Sarenas described this part of the Candaba Swamp as an internationally important wetland.

Funding conservation

“We are amenable to being part of a group that will fund conservation,” said Rodrigo Franco, MPTC president and chief executive officer, although he said the price of the purchase has not yet been discussed.

“We need to craft a business model for the place,” Franco said. “One thing we can assure [conservationists] is that [the MPTC and Manila North Tollways Corp.] are willing to be the cornerstones of the group.”
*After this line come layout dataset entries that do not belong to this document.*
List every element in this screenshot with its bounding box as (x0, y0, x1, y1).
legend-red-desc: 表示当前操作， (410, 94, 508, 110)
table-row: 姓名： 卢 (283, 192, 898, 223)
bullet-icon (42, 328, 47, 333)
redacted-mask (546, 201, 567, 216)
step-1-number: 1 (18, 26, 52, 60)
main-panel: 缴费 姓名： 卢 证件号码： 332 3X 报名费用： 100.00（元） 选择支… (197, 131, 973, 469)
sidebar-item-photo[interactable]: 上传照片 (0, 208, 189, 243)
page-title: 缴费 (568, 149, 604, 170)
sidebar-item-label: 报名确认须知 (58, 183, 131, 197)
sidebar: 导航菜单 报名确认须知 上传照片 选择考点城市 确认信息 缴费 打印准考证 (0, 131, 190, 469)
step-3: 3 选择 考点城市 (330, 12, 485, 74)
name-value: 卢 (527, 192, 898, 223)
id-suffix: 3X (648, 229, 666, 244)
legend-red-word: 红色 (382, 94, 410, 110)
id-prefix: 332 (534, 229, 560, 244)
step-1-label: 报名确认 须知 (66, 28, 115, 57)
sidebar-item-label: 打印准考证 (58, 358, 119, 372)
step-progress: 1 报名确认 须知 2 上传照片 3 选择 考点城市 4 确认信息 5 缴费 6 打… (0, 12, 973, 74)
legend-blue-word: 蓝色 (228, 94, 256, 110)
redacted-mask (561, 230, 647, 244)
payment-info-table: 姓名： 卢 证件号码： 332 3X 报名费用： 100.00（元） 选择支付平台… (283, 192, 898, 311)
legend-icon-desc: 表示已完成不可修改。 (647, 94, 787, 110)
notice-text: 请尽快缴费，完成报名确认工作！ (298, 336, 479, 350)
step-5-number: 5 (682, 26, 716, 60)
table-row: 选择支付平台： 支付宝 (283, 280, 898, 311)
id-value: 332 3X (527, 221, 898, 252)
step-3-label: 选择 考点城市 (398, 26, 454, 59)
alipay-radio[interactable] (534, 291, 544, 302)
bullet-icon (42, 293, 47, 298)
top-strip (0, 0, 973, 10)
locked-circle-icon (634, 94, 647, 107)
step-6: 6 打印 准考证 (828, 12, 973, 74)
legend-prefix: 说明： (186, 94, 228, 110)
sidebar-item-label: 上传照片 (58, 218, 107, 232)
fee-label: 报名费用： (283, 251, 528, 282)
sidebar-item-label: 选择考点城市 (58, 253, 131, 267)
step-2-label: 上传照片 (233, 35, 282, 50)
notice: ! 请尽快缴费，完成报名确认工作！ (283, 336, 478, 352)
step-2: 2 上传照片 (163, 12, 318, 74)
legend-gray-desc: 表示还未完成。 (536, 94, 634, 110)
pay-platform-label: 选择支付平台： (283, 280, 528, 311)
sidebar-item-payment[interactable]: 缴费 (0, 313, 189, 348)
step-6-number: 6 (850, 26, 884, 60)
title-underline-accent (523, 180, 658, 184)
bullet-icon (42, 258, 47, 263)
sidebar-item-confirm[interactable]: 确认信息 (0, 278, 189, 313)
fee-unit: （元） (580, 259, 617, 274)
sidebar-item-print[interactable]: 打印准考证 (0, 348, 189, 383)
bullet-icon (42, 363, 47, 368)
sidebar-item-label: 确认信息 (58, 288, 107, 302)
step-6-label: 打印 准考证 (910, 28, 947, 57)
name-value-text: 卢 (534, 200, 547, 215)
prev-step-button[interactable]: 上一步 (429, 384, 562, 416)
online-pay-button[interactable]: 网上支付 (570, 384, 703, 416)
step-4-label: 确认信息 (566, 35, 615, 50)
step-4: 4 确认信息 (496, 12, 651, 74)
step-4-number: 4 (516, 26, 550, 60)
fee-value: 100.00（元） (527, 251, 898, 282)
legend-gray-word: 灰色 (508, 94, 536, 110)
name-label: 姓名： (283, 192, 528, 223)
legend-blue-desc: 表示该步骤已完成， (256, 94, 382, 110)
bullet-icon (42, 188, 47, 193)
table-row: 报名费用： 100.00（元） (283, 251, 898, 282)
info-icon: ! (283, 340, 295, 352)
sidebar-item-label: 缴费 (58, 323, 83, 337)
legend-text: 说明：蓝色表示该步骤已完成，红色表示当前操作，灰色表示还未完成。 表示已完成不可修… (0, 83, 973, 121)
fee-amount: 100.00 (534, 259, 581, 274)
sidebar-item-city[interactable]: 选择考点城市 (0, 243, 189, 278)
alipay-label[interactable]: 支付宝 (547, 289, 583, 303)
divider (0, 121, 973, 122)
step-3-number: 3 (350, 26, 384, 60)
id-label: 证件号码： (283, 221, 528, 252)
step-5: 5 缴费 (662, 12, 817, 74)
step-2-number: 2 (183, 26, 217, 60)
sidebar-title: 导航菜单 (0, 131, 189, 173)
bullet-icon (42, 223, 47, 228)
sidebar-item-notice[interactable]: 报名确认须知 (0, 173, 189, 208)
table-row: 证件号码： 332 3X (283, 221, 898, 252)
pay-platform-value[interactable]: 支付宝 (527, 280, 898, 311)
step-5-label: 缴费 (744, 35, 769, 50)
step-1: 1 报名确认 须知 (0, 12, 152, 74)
In January 2013, 5,475 waterfowls of 31 resident and globe-trotting species were recorded in two sites here for the Asian Waterbird Census by the Department of Environment and Natural Resources and the Wild Bird Club of the Philippines (WBCP).

The 2013 figure was less than the 12,600 birds tallied in 2012, and the 8,600 birds counted in 2011, according to records.

Alain Pascua photographed a dusky warbler at the Doña Simang site in Barangay Vizal San Pablo. Mike Lu, president of WBCP, said this was the second sighting of this species in the Philippines.

The common shelduck was first seen in Candaba this season, Lu said.

The 2013 census identified 14 migratory species including little egrets, intermediate egrets, great egrets, gray heron, common teal, northern shoveler, tufted duck, common kingfishers, common sandpiper, wood sandpiper, northern pintail, garganey, whiskered tern and the eagle-like eastern marsh harrier.